Mujoro is of the view that it is essential to build legislation accepted by all key actors involved in the electoral process.Commissioner Evaristus Evaristus remarks that “a credible electoral law is what the people want, it is what the people deserve, and we must give that to them”.
He continues that the Bill includes many other provisions that will serve democracy well opining that the substance of the Bill is both reformative and progressive.
Earlier this year during a session of the National Assembly, Kletus Karondo, Chairperson of its Standing committee on Constitutional and Legal Affairs during the motivation of the Ncamagoro Constituency by-election report, recommended that registration of citizens who just turned 18 years, should be an ongoing practice yearly across the country. Given the circumstances in which many people find themselves, having to move from region to region due to work-related issues and reallocations, he said that if continuous registration is carried out yearly, issues of people finding themselves unable to vote, due to residing in regions that they are not registered, can be avoided.
The MP firmly believes that this is the only way such issues can be timely addressed. Moreover, other MPs feel that the ECN must become an independent body to practice fairness, lamenting that it is for this very reason that some political parties have lost faith in the ECN due to its seeming association with the incumbent government.

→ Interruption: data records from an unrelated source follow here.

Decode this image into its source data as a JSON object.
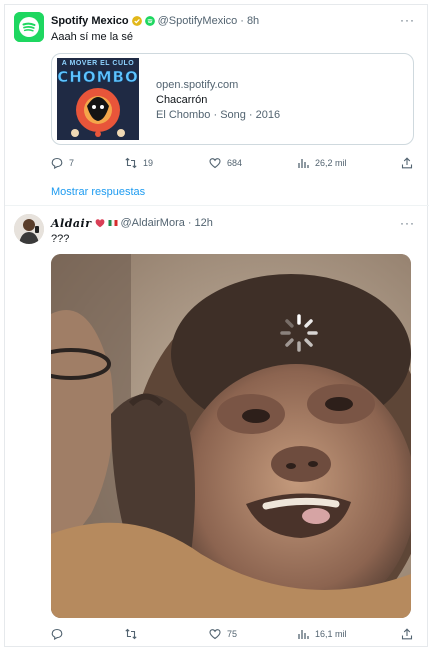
{
  "tweets": [
    {
      "author_name": "Spotify Mexico",
      "handle": "@SpotifyMexico",
      "separator": "·",
      "time": "8h",
      "text": "Aaah sí me la sé",
      "card": {
        "cover_top_text": "A MOVER EL CULO",
        "cover_logo_text": "CHOMBO",
        "domain": "open.spotify.com",
        "title": "Chacarrón",
        "subtitle": "El Chombo · Song · 2016"
      },
      "actions": {
        "replies": "7",
        "retweets": "19",
        "likes": "684",
        "views": "26,2 mil"
      },
      "show_replies": "Mostrar respuestas"
    },
    {
      "author_name": "Aldair",
      "handle": "@AldairMora",
      "separator": "·",
      "time": "12h",
      "text": "???",
      "actions": {
        "replies": "",
        "retweets": "",
        "likes": "75",
        "views": "16,1 mil"
      }
    }
  ],
  "icons": {
    "more": "more-icon",
    "reply": "reply-icon",
    "retweet": "retweet-icon",
    "like": "heart-icon",
    "views": "views-icon",
    "share": "share-icon",
    "verified": "verified-badge-icon",
    "loading": "loading-spinner-icon"
  },
  "colors": {
    "accent": "#1d9bf0",
    "spotify_green": "#1ed760",
    "muted": "#536471",
    "verified_gold": "#e2b719"
  }
}
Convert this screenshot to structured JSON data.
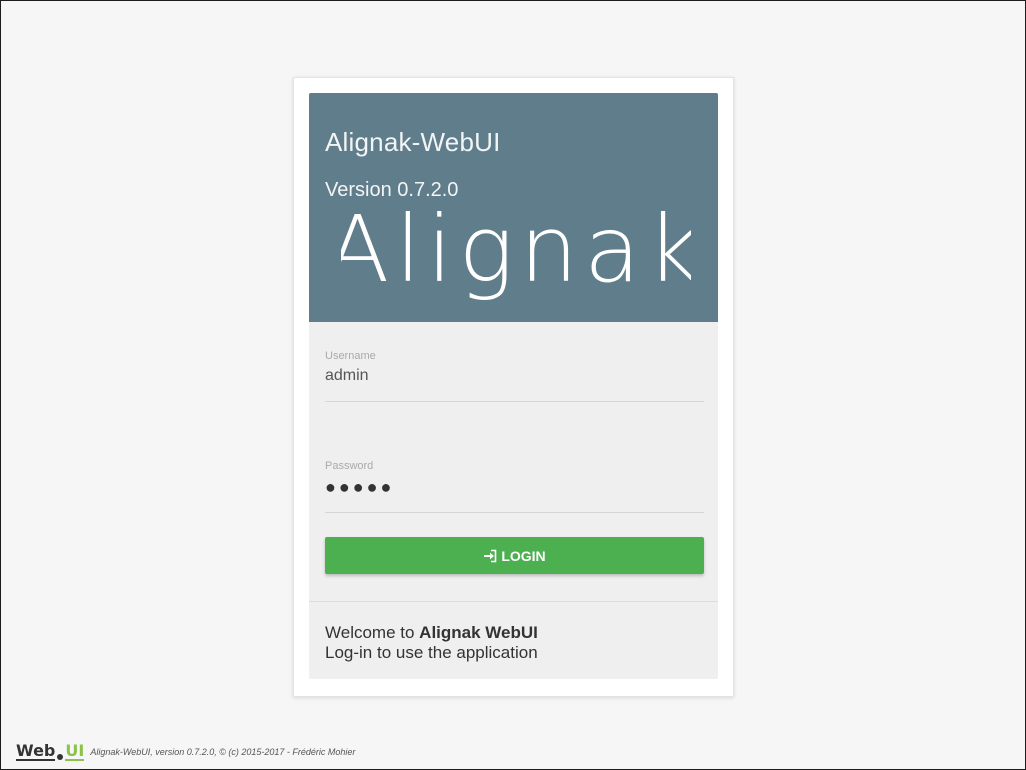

Mujoro thus informs that the amending of some sections is influenced by their experience during 2019 elections and by-elections, with the aim to continue the ECN’s commitment to ensuring free, fair, just and transparent elections across voters. Earlier this year ECN Spokesperson, Lina Ndengu, explained that if the ECN have to run such activities, it will require a lot of logistics, manpower and capital injection, which they do not have currently, despite admitting that yes, it can be done. However, the ECN needs to be capacitated with such tools, in terms of budgetary allocations.